Some people confess that Christmas is the time of the year when they feel the saddest, because they see an empty chair. It should be made clear that, for a Christian, pain is not incompatible with happiness and that true joy has its roots in the form of the cross. A mother who remains for a long time at the bedside of a sick child suffers, but she is not unhappy; she feels the joy of loving and being loved unconditionally, so characteristic of the family. For Josef Pieper, "happy is he who contemplates the good that he loves".

The example of St. John Paul II during his Polish Christmas confirms this. Cardinal Stanislaw Dziwisz, who was his secretary, has recounted that for him Christmas was always a joyous family holiday, even though he lost his family early in life. His mother died when he was a child, his sister shortly after he was born, his brother after he qualified as a doctor, and his father during World War II. But he always celebrated Christmas with friends.

Contemplating God incarnated in a helpless Child, reclining in a manger in a stable, with no more warmth than the breath of two animals, must stir us from within. God reveals himself by becoming a child, and he expects the same from each one of us, to make us children by living the life of childhood, spiritual childhood.

In the portal of Bethlehem lessons of humility, poverty and patience are taught. God comes to the world without ostentation, seeks company in the simple and humble people, for example, the shepherds, and takes the form of a servant. He was the light of the world and his own did not receive him, but he does not complain and knows how to wait.

We have to learn to live Christmas not in a glass bell, but in the consumerist society in which we live, and not as victims, but assuming with a sporting spirit and apostolic zeal, the challenge of re-Christianizing it.
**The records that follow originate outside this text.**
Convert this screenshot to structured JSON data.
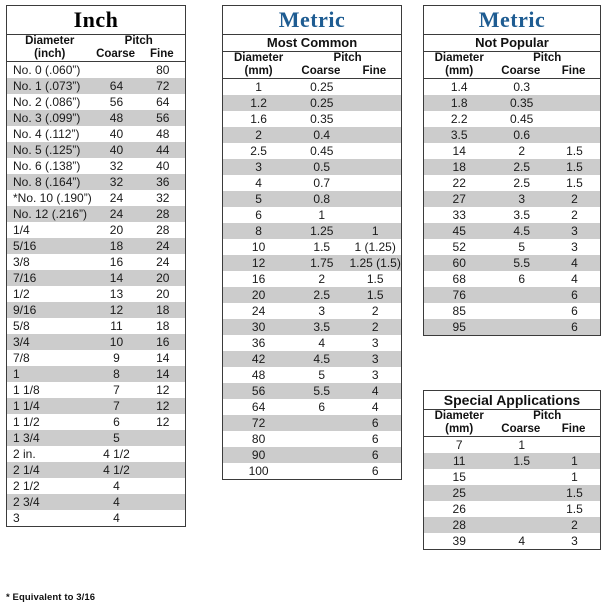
{
  "columns": {
    "diameter_inch": "Diameter",
    "diameter_inch_unit": "(inch)",
    "diameter_mm": "Diameter",
    "diameter_mm_unit": "(mm)",
    "pitch": "Pitch",
    "coarse": "Coarse",
    "fine": "Fine"
  },
  "inch_table": {
    "title": "Inch",
    "rows": [
      {
        "diameter": "No. 0 (.060”)",
        "coarse": "",
        "fine": "80"
      },
      {
        "diameter": "No. 1 (.073”)",
        "coarse": "64",
        "fine": "72"
      },
      {
        "diameter": "No. 2 (.086”)",
        "coarse": "56",
        "fine": "64"
      },
      {
        "diameter": "No. 3 (.099”)",
        "coarse": "48",
        "fine": "56"
      },
      {
        "diameter": "No. 4 (.112”)",
        "coarse": "40",
        "fine": "48"
      },
      {
        "diameter": "No. 5 (.125”)",
        "coarse": "40",
        "fine": "44"
      },
      {
        "diameter": "No. 6 (.138”)",
        "coarse": "32",
        "fine": "40"
      },
      {
        "diameter": "No. 8 (.164”)",
        "coarse": "32",
        "fine": "36"
      },
      {
        "diameter": "*No. 10 (.190”)",
        "coarse": "24",
        "fine": "32"
      },
      {
        "diameter": "No. 12 (.216”)",
        "coarse": "24",
        "fine": "28"
      },
      {
        "diameter": "1/4",
        "coarse": "20",
        "fine": "28"
      },
      {
        "diameter": "5/16",
        "coarse": "18",
        "fine": "24"
      },
      {
        "diameter": "3/8",
        "coarse": "16",
        "fine": "24"
      },
      {
        "diameter": "7/16",
        "coarse": "14",
        "fine": "20"
      },
      {
        "diameter": "1/2",
        "coarse": "13",
        "fine": "20"
      },
      {
        "diameter": "9/16",
        "coarse": "12",
        "fine": "18"
      },
      {
        "diameter": "5/8",
        "coarse": "11",
        "fine": "18"
      },
      {
        "diameter": "3/4",
        "coarse": "10",
        "fine": "16"
      },
      {
        "diameter": "7/8",
        "coarse": "9",
        "fine": "14"
      },
      {
        "diameter": "1",
        "coarse": "8",
        "fine": "14"
      },
      {
        "diameter": "1 1/8",
        "coarse": "7",
        "fine": "12"
      },
      {
        "diameter": "1 1/4",
        "coarse": "7",
        "fine": "12"
      },
      {
        "diameter": "1 1/2",
        "coarse": "6",
        "fine": "12"
      },
      {
        "diameter": "1 3/4",
        "coarse": "5",
        "fine": ""
      },
      {
        "diameter": "2 in.",
        "coarse": "4 1/2",
        "fine": ""
      },
      {
        "diameter": "2 1/4",
        "coarse": "4 1/2",
        "fine": ""
      },
      {
        "diameter": "2 1/2",
        "coarse": "4",
        "fine": ""
      },
      {
        "diameter": "2 3/4",
        "coarse": "4",
        "fine": ""
      },
      {
        "diameter": "3",
        "coarse": "4",
        "fine": ""
      }
    ],
    "footnote": "* Equivalent to 3/16"
  },
  "metric_common_table": {
    "title": "Metric",
    "subtitle": "Most Common",
    "rows": [
      {
        "diameter": "1",
        "coarse": "0.25",
        "fine": ""
      },
      {
        "diameter": "1.2",
        "coarse": "0.25",
        "fine": ""
      },
      {
        "diameter": "1.6",
        "coarse": "0.35",
        "fine": ""
      },
      {
        "diameter": "2",
        "coarse": "0.4",
        "fine": ""
      },
      {
        "diameter": "2.5",
        "coarse": "0.45",
        "fine": ""
      },
      {
        "diameter": "3",
        "coarse": "0.5",
        "fine": ""
      },
      {
        "diameter": "4",
        "coarse": "0.7",
        "fine": ""
      },
      {
        "diameter": "5",
        "coarse": "0.8",
        "fine": ""
      },
      {
        "diameter": "6",
        "coarse": "1",
        "fine": ""
      },
      {
        "diameter": "8",
        "coarse": "1.25",
        "fine": "1"
      },
      {
        "diameter": "10",
        "coarse": "1.5",
        "fine": "1 (1.25)"
      },
      {
        "diameter": "12",
        "coarse": "1.75",
        "fine": "1.25 (1.5)"
      },
      {
        "diameter": "16",
        "coarse": "2",
        "fine": "1.5"
      },
      {
        "diameter": "20",
        "coarse": "2.5",
        "fine": "1.5"
      },
      {
        "diameter": "24",
        "coarse": "3",
        "fine": "2"
      },
      {
        "diameter": "30",
        "coarse": "3.5",
        "fine": "2"
      },
      {
        "diameter": "36",
        "coarse": "4",
        "fine": "3"
      },
      {
        "diameter": "42",
        "coarse": "4.5",
        "fine": "3"
      },
      {
        "diameter": "48",
        "coarse": "5",
        "fine": "3"
      },
      {
        "diameter": "56",
        "coarse": "5.5",
        "fine": "4"
      },
      {
        "diameter": "64",
        "coarse": "6",
        "fine": "4"
      },
      {
        "diameter": "72",
        "coarse": "",
        "fine": "6"
      },
      {
        "diameter": "80",
        "coarse": "",
        "fine": "6"
      },
      {
        "diameter": "90",
        "coarse": "",
        "fine": "6"
      },
      {
        "diameter": "100",
        "coarse": "",
        "fine": "6"
      }
    ]
  },
  "metric_notpopular_table": {
    "title": "Metric",
    "subtitle": "Not Popular",
    "rows": [
      {
        "diameter": "1.4",
        "coarse": "0.3",
        "fine": ""
      },
      {
        "diameter": "1.8",
        "coarse": "0.35",
        "fine": ""
      },
      {
        "diameter": "2.2",
        "coarse": "0.45",
        "fine": ""
      },
      {
        "diameter": "3.5",
        "coarse": "0.6",
        "fine": ""
      },
      {
        "diameter": "14",
        "coarse": "2",
        "fine": "1.5"
      },
      {
        "diameter": "18",
        "coarse": "2.5",
        "fine": "1.5"
      },
      {
        "diameter": "22",
        "coarse": "2.5",
        "fine": "1.5"
      },
      {
        "diameter": "27",
        "coarse": "3",
        "fine": "2"
      },
      {
        "diameter": "33",
        "coarse": "3.5",
        "fine": "2"
      },
      {
        "diameter": "45",
        "coarse": "4.5",
        "fine": "3"
      },
      {
        "diameter": "52",
        "coarse": "5",
        "fine": "3"
      },
      {
        "diameter": "60",
        "coarse": "5.5",
        "fine": "4"
      },
      {
        "diameter": "68",
        "coarse": "6",
        "fine": "4"
      },
      {
        "diameter": "76",
        "coarse": "",
        "fine": "6"
      },
      {
        "diameter": "85",
        "coarse": "",
        "fine": "6"
      },
      {
        "diameter": "95",
        "coarse": "",
        "fine": "6"
      }
    ]
  },
  "special_table": {
    "title": "Special Applications",
    "rows": [
      {
        "diameter": "7",
        "coarse": "1",
        "fine": ""
      },
      {
        "diameter": "11",
        "coarse": "1.5",
        "fine": "1"
      },
      {
        "diameter": "15",
        "coarse": "",
        "fine": "1"
      },
      {
        "diameter": "25",
        "coarse": "",
        "fine": "1.5"
      },
      {
        "diameter": "26",
        "coarse": "",
        "fine": "1.5"
      },
      {
        "diameter": "28",
        "coarse": "",
        "fine": "2"
      },
      {
        "diameter": "39",
        "coarse": "4",
        "fine": "3"
      }
    ]
  },
  "colors": {
    "metric_title": "#1e5c92",
    "inch_title": "#000000",
    "row_shade": "#cccccc",
    "border": "#3b3b3b"
  }
}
We can begin, for example, by abolishing the interested exchange of expensive gifts that are in fashion, with which, in a naive way, it is pretended to express love and buy happiness.

The true meaning of a gift is a free donation, not a commitment. There are gifts that are neither bought nor sold, but have an incalculable spiritual value: the gift of time, closeness, companionship, understanding, committee, comfort, financial aid invisible, etc. These gifts can change the lives of those who receive them.
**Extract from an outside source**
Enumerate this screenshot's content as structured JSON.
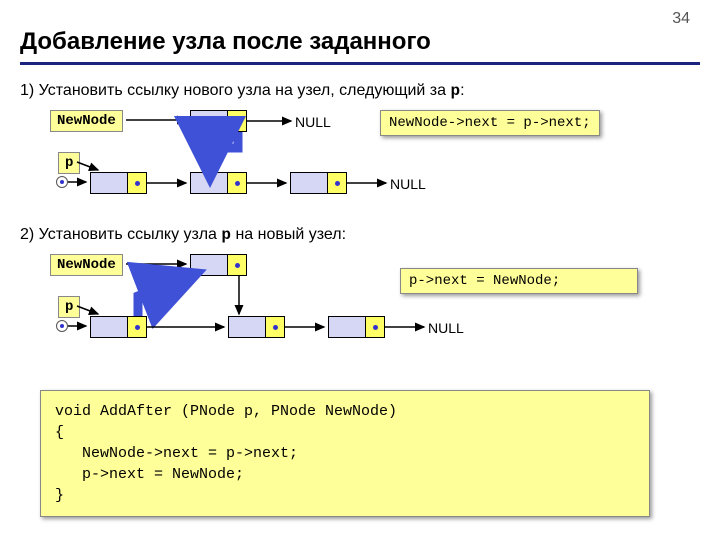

A happy Christmas requires preparation. The liturgy of the Church proposes to us the time of Advent, to be lived both in the temple and in the family. It is an interior preparation: to prepare for Jesus a worthy dwelling in our soul. It is to go to the Lord's meeting demanding more in our plan of Christian life, for example in prayer and charity. It supposes to rectify the interior life, to begin again with humility. Merry Christmas!